Dark Horse (1974)

1. Hari's on Tour (Express) 2. Simply Shady 3. So Sad 4. Bye Bye Love 5. Maya Love 6. Ding Dong, Ding Dong 7. Dark Horse 8. Far East Man 9. It is "He" (Jai Sri Krishna)


Quite possibly the worst solo album of any member of The Beatles. What's really sad is that it sounds like that just might be the intention - or at least that George wasn't really going to do anything to improve it while he was in the studio.

It must be stated that back in the time, record albums weren't necessarily always produced with the idea that they would be around forever. In many cases they were looked at as dispensable, or in this case, an excuse to go on tour. The whole album is belittled by bad songwriting, bad performances, bad ideas, bad concepts and even bad singing. George sounds on some songs that he's fighting a bad cold and needs to go back to bed. Many years later, no artist nor record company would dare think about recording an album where the singer can't even sing.

It's been well documented that Harrison was heavily into Eastern Mysticism throughout his solo career, and the early seventies seemed to be when he was in it the deepest. That shouldn't necessarily be a determent though, when you consider that we were inflicted by this same message on his first two solo albums. No, the problem here is that everyone sounds as if they're going through the motions. The very first track, Hari's on Tour (Express) is a prime example of things starting off very wrong. This is an instrumental track that doesn't sound like it should be an instrumental track. In other words, it sounds like the vocals were removed after the song was completed. It's not too difficult to imagine why since the vocals that are on the album are so poor. What's the real tragedy is that this song ends up being the best thing on the album.
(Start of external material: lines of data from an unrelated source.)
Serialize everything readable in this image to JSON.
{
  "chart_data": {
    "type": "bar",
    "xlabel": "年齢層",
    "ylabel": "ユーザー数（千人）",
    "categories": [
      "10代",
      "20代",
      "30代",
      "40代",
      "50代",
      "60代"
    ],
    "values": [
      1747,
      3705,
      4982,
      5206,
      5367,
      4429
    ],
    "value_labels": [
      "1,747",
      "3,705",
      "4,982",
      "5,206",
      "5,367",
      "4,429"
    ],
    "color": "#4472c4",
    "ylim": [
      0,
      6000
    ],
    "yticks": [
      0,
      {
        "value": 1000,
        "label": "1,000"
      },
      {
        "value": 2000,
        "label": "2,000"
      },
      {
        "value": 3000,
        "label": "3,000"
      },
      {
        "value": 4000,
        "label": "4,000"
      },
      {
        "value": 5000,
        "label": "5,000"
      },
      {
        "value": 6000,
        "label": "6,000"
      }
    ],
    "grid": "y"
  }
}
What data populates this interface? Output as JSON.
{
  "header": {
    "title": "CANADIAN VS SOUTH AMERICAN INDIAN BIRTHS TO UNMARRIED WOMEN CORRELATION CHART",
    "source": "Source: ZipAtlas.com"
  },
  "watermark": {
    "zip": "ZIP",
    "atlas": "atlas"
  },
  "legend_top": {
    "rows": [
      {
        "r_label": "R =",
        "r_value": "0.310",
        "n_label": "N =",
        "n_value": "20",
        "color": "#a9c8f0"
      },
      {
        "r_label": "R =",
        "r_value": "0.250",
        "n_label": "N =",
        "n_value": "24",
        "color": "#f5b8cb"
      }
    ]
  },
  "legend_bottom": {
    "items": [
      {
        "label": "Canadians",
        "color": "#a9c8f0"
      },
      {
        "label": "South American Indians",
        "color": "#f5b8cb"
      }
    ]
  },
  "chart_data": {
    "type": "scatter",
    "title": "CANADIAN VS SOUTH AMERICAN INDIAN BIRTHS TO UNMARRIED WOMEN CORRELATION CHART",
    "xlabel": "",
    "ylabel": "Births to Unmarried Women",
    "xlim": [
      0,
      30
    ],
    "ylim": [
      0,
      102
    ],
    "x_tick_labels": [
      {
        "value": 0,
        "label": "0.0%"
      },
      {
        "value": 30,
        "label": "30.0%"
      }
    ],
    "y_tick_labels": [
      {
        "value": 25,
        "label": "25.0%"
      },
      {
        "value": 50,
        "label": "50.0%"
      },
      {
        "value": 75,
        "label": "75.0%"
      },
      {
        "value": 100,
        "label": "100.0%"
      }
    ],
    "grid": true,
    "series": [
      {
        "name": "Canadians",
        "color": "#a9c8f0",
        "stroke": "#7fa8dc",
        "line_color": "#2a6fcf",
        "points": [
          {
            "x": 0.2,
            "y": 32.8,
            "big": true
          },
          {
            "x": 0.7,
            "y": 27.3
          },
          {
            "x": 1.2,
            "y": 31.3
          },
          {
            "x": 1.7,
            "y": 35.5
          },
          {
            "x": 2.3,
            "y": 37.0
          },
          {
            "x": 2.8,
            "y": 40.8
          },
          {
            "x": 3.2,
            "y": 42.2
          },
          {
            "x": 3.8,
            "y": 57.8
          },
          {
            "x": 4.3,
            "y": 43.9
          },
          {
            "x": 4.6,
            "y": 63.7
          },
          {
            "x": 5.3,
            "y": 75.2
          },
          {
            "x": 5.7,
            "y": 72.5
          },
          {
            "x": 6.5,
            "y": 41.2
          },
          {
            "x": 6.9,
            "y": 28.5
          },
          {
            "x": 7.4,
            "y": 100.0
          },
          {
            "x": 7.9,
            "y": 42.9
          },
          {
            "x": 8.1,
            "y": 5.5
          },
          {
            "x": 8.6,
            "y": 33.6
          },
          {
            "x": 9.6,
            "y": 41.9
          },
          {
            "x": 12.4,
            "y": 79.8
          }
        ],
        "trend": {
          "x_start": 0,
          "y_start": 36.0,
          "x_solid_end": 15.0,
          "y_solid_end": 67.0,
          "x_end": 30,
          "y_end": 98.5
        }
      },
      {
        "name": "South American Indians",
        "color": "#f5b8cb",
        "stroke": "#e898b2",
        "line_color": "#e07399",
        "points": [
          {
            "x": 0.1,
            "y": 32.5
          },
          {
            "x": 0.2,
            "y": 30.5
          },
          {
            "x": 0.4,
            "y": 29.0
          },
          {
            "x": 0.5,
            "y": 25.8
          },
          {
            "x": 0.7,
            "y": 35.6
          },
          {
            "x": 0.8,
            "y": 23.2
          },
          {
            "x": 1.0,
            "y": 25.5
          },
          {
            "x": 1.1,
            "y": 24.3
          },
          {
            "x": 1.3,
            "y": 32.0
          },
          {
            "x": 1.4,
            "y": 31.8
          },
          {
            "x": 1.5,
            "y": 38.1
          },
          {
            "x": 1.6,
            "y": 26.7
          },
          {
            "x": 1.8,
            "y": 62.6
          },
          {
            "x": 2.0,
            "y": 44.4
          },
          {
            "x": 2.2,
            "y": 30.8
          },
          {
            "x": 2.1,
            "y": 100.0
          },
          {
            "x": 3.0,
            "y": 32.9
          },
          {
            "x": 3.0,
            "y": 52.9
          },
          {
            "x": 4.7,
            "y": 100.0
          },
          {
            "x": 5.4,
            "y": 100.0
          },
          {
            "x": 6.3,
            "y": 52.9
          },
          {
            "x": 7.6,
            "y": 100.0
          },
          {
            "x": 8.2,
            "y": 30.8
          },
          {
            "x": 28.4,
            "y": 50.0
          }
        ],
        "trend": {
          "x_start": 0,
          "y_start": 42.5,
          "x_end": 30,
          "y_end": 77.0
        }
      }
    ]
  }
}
It's debatable what the worst thing on the album is. There are so many prime contenders. My vote would have to be for the atrocious, almost unrecognizable cover of Bye Bye Love which actually features backing vocals from his ex wife - along with Eric Clapton - the man she ran off with in the first place. O.K., well, at least George was demonstrating his forgiving nature.

It also probably didn't help that he produced the album by himself. Had he had a professional person behind the controls, such as a Phil Spector, maybe the songs could have come across as slightly better. Maybe.